The securities referred to in this news release have not been, and will not be, registered under the United States Securities Act of 1933, as amended, or any applicable securities laws of any state of the United States, and may not be offered or sold within the United States or to, or for the account or benefit of, U.S. persons (as such term is defined in Regulation S under the U.S. Securities Act) or persons in the United States unless registered under the U.S. Securities Act and any other applicable securities laws of the United States or an exemption from such registration requirements is available. This news release does not constitute an offer to sell or a solicitation of an offer to buy any of these securities within any jurisdiction, including the United States.

 

Pursuant to the Offering, the Company was advised that Mr. Eric Sprott, through 2176423 Ontario Ltd., a corporation which is beneficially owned by him, acquired 25,000,000 Units for a total consideration of $3,000,000. Following the completion of the private placement, Mr. Sprott advised that he beneficially owns and controls 27,055,500 Common Shares and 12,500,000 Warrants, representing approximately 8.7% of the issued and outstanding Common Shares of the Company, on a non-diluted basis, and approximately 12.2% on a partially diluted basis, assuming the exercise of the Warrants acquired hereunder and forming part of the Units. Mr. Sprott advised that prior to the date hereof, he beneficially owned 2,055,500 Common Shares representing 0.8% of the issued and outstanding Common Shares on a non-diluted basis.

 

Mr. Sprott further advised that the Units were acquired by him for investment purposes and with a long-term view of the investment. Mr.
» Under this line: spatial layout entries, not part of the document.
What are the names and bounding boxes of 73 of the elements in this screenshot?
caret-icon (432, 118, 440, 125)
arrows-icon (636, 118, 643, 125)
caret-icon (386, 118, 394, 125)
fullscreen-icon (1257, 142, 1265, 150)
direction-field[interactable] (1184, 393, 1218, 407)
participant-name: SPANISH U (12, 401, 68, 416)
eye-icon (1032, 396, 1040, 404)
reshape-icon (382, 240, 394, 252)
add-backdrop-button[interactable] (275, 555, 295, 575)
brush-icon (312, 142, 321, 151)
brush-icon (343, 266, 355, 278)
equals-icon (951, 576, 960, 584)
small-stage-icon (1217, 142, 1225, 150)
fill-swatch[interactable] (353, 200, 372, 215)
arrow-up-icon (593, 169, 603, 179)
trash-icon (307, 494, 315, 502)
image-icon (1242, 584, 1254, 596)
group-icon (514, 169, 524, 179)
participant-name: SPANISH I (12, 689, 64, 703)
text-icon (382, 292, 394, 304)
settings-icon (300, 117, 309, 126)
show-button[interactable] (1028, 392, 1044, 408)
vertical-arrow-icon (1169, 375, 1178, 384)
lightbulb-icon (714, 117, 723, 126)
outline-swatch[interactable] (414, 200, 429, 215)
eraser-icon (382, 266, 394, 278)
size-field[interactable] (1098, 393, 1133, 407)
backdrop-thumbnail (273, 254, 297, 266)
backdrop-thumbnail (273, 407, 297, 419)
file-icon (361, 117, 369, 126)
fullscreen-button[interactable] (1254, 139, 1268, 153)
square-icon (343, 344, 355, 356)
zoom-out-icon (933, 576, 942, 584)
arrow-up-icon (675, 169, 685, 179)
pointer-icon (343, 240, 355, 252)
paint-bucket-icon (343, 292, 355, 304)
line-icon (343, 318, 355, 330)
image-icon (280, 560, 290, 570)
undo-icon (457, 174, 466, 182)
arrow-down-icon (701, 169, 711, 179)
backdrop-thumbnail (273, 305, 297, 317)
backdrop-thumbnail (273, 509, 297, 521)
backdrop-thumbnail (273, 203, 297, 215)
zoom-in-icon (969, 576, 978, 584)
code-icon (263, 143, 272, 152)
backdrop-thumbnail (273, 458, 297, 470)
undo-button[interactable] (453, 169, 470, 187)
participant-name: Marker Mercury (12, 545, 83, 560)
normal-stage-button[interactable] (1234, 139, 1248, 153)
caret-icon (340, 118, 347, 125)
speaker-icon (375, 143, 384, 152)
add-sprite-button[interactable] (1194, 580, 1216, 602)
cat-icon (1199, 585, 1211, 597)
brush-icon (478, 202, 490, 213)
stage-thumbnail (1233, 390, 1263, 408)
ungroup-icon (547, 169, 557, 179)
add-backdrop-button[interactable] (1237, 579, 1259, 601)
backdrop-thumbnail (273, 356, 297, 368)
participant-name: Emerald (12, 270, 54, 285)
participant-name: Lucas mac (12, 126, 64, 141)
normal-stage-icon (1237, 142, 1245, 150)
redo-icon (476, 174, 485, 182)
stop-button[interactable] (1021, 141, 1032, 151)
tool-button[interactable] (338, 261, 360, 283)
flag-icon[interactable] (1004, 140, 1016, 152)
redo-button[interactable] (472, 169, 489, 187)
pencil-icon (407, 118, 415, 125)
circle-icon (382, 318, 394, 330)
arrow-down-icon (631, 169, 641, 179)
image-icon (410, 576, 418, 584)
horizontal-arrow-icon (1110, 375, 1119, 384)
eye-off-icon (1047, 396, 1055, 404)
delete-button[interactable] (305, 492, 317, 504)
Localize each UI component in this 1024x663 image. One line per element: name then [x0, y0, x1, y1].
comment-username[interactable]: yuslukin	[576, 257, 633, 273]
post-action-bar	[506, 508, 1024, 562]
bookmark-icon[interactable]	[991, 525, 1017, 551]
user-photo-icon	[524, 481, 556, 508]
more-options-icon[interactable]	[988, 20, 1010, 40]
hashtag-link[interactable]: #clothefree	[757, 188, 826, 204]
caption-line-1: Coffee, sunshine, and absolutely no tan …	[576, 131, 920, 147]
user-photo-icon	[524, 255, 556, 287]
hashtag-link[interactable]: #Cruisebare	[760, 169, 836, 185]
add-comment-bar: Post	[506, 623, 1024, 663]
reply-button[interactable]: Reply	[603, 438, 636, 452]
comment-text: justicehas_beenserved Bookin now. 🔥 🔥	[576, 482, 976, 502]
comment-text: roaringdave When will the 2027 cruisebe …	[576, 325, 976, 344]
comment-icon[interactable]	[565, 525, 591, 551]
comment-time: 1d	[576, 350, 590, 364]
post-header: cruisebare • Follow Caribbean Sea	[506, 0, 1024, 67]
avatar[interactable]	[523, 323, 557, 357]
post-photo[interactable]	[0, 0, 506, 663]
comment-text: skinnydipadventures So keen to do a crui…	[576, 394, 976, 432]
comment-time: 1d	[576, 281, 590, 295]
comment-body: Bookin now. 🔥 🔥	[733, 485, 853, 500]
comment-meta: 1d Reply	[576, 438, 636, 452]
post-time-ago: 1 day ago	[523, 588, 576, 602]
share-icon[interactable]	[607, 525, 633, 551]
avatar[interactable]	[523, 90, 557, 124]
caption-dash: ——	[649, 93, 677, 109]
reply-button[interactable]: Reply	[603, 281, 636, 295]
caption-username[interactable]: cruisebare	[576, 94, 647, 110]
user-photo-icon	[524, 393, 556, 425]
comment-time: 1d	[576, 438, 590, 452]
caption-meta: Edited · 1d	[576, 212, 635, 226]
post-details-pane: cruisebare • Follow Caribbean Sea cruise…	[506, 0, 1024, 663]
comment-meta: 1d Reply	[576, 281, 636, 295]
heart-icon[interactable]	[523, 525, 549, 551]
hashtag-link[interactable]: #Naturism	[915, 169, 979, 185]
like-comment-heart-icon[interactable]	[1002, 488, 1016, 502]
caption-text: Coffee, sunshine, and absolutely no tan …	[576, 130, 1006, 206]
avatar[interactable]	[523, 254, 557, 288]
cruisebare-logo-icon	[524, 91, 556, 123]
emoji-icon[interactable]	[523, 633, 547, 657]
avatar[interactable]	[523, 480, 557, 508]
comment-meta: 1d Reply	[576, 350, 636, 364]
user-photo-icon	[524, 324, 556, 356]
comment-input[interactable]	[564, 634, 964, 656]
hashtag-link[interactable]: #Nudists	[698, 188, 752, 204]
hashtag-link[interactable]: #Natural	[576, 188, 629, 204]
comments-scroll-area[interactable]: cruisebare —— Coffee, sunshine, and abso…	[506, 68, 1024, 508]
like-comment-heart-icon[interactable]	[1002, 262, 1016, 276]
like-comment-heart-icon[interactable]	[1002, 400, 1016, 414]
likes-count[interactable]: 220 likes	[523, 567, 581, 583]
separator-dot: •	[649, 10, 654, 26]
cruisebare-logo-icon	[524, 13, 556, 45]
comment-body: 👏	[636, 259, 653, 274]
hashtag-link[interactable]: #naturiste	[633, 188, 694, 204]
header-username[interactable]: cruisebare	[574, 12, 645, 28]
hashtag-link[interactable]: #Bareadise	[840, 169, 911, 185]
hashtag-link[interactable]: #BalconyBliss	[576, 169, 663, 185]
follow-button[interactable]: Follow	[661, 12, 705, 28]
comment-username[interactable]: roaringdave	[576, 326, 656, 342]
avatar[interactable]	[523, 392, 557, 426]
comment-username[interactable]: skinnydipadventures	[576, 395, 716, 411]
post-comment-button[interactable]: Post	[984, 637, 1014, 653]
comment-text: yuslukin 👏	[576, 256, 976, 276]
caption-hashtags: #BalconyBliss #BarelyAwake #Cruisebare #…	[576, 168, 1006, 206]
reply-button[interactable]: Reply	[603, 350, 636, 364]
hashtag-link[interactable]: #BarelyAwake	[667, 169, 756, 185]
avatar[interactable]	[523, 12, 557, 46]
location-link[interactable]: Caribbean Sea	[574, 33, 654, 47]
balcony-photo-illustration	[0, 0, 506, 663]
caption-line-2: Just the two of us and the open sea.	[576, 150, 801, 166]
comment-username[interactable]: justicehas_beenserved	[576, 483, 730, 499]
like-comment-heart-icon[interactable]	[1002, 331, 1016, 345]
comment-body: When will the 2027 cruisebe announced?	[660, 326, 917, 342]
Sprott may acquire additional securities of the Company either on the open market or through private acquisitions or sell securities of the Company either on the open market or through private dispositions in the future, depending on market conditions, reformulation of plans and/or other relevant factors.

 

A copy of 2176423 Ontario Ltd.’s early warning report will appear on the Company’s profile on SEDAR and may also be obtained by calling (416) 362-7172 (200 Bay Street, Suite 2600, Royal Bank Plaza, South Tower, Toronto, Ontario M5J 2J2).

 

ABOUT GOLDSOURCE MINES INC.

 

Goldsource Mines Inc. is a Canadian resource company working aggressively to develop its advanced-stage, 100%-owned Eagle Mountain saprolite and hard-rock gold project in Guyana, South America. From 2016 to 2017, through a gravity pilot plant initiative, the Company completed testing on gravity-only gold production and both dry and wet mining open-pit techniques. Goldsource is now focused on delivering feasibility studies to achieve large-scale gold production at Eagle Mountain. Goldsource is led by an experienced management team, proven in making exploration discoveries and in project construction.